Toronto Sun review from last night show:
U2 under the stars | Music | Entertainment | Toronto Sun
Well, it wasn't under a blood red sky, but at least you could see the clouds before the sun set.
Not to mention the sight of the CN Tower nearby.
U2's 360 Degree Tour pulled into Rogers Centre last night to begin a sold-out, two-night stand at the venue with the roof open for a concert for only the second time in the stadium's history.
The only other time was six years ago for Bruce Springsteen and the E Street Band.
And the open air atmosphere made it still feel like summer in the city in mid-September, even if it got slightly chillier as the evening progressed.
The Irish rockers kicked off their two-hour set with Breathe, from their latest album, No Line on the Horizon.
"Walk out on a Toronto street," frontman Bono improvised into the song's lyrics to the delight of the crowd of 58,000.
"We got old songs, we got new songs, we got songs we can barely play, we got a spaceship," he said, the latter a reference to the real star of the show.
That would be a 150-foot-tall, mammoth spaceship-like stage and a 54-tonne state-of-the-art cylindrical video screen that eventually came apart and formed a long cone around the band later in the show during The Unforgettable Fire and City of Blinding Lights.
The group played up the futuristic bent blasting David Bowie's Space Oddity before they came out on stage, and later connected with an astronaut at the international space station in a pre-taped segment during the Passengers rarity Your Blue Room.
There was also a circular catwalk around the perimenter of the band and the musicians took a moving bridge across to get closer to the audience with Bono doing a major lap during Until the End of the World. (Not like he usually does during Where the Streets Have No Name, which was still a standout song last night.)
U2 have actually been in town since Sunday night after kicking off the North American leg on their tour on Sept. 12 in Chicago at Soldier Field and have been making the scene at TIFF, with Bono and guitarist The Edge appearing on the red carpet Monday night for Neil Jordan's Ondine starring Colin Farrell.
Bono and The Edge even taped an appearance at the Masonic Temple on Tuesday for a special edition of Elvis Costello's interview-and-performance show, Spectacle, and Costello was in last night's audience.
Having launched the 360 Degree Tour on June 30 in Barcelona, the biggest rock show of the year is, by now, a well-oiled machine even if it did take about a half-hour into the set to really ignite the crowd.
After four songs from No Line on the Horizon, which hasn't produced any real significant hits, they finally offered up the first crowdpleaser of the night, Beautiful Day, as Bono threw in more local references like the TTC and Yonge Street, and finished the song off with a snippet of Costello's Alison.
"It's our first night in this majestic half-continent that you call a country -- Canada," said Bono as he began lengthy and funny band introductions.
"Without Edge none of us would be here," he said of the guitarist. "But in our defence, without us, Edge would still be in his bedroom twiddling knobs."
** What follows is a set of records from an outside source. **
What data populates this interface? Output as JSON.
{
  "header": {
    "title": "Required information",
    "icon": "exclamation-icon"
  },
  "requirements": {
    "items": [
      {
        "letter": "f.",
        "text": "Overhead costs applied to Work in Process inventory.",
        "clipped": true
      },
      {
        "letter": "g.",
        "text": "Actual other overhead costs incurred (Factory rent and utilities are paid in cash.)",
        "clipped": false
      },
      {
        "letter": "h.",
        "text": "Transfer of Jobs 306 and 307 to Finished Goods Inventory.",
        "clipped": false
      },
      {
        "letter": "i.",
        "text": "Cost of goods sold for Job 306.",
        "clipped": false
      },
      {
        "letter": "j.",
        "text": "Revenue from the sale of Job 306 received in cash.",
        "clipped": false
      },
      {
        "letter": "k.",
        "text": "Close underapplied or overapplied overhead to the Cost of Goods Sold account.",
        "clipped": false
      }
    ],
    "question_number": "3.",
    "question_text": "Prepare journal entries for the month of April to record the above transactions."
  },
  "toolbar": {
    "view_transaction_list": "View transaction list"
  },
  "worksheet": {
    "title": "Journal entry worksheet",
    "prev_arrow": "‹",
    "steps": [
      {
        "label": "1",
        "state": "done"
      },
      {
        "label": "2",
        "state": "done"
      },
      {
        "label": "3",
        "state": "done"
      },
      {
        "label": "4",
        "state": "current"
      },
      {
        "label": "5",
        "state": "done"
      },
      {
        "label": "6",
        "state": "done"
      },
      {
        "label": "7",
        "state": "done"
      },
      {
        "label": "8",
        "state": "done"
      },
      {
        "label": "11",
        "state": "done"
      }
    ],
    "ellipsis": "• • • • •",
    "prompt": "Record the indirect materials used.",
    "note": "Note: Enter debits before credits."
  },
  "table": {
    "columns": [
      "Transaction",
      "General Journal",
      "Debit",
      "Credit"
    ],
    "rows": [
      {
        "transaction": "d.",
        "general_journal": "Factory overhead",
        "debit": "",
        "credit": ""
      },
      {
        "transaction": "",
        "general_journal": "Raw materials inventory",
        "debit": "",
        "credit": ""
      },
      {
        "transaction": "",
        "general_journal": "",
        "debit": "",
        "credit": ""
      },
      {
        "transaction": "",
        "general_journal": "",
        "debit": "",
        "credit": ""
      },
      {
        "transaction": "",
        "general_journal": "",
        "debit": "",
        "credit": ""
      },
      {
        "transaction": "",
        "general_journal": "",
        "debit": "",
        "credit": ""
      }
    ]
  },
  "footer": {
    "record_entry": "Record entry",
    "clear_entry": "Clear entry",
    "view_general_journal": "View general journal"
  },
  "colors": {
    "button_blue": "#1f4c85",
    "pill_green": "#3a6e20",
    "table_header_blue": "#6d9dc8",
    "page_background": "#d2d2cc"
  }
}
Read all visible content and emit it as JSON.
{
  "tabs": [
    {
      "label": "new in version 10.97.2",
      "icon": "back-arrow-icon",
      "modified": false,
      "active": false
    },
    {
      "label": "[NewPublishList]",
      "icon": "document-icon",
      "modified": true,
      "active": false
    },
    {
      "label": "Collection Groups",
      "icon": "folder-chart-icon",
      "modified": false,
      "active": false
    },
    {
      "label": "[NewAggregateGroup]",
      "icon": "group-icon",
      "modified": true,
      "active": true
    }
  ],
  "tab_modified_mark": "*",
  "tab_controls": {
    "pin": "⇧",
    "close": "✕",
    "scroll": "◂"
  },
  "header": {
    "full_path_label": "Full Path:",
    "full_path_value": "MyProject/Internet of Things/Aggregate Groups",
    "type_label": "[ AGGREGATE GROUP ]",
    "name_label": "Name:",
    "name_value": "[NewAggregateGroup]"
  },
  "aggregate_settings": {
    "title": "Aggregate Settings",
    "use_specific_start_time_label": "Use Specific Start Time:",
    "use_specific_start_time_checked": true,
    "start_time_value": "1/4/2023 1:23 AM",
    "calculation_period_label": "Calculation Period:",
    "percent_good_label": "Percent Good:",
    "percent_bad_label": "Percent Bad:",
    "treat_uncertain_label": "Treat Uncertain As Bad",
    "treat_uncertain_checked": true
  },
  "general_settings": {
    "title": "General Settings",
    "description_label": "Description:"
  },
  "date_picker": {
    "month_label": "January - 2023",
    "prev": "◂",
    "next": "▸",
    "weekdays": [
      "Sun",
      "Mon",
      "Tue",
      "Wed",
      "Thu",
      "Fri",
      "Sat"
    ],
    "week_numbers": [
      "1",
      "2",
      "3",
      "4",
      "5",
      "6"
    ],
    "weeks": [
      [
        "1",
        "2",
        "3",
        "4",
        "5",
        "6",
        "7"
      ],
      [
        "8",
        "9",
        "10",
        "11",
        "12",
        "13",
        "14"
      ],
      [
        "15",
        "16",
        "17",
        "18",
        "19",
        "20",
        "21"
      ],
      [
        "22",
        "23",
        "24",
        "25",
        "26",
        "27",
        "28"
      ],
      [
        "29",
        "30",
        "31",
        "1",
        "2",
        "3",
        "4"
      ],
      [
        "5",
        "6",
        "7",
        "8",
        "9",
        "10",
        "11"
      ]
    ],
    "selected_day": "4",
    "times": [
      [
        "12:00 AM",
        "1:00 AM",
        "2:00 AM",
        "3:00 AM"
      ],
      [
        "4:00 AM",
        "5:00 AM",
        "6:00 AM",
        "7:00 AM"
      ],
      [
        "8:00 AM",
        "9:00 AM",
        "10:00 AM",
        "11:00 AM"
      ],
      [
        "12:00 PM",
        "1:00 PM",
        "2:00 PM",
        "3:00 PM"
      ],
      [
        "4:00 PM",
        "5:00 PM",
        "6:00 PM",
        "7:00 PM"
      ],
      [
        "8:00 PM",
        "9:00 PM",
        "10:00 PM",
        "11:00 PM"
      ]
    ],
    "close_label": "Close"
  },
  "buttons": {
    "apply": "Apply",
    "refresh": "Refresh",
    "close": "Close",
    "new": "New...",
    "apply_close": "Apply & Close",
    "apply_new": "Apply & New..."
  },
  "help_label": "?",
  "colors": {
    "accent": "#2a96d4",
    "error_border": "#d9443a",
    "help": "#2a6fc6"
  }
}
But the best line came for bassist Adam Clayton: "The effortlessly stylish, citizen of the world, and sexual predator, the only man in U2 who uses face cream."
As for himself, Bono said: "I come from a long line of travelling salespeople on my mother's side, still on the road and these three men are the reason why, and the chance of what might happen here tonight."
Like when drummer Larry Mullen Jr. picked up the hand drum and did a lap around the catwalk during the new song, I'll Go Crazy If I Don't Go Crazy Tonight, or the volunteers who wore masks of the face of Burma's democratically elected leader who has been under house arrest since 1990 during Walk On.
Bono also played with a lit-up, oversized dangling microphone during the second encore songs, Ultra Violet (Light My Way) and With Or Without You, while wearing a lit up jacket.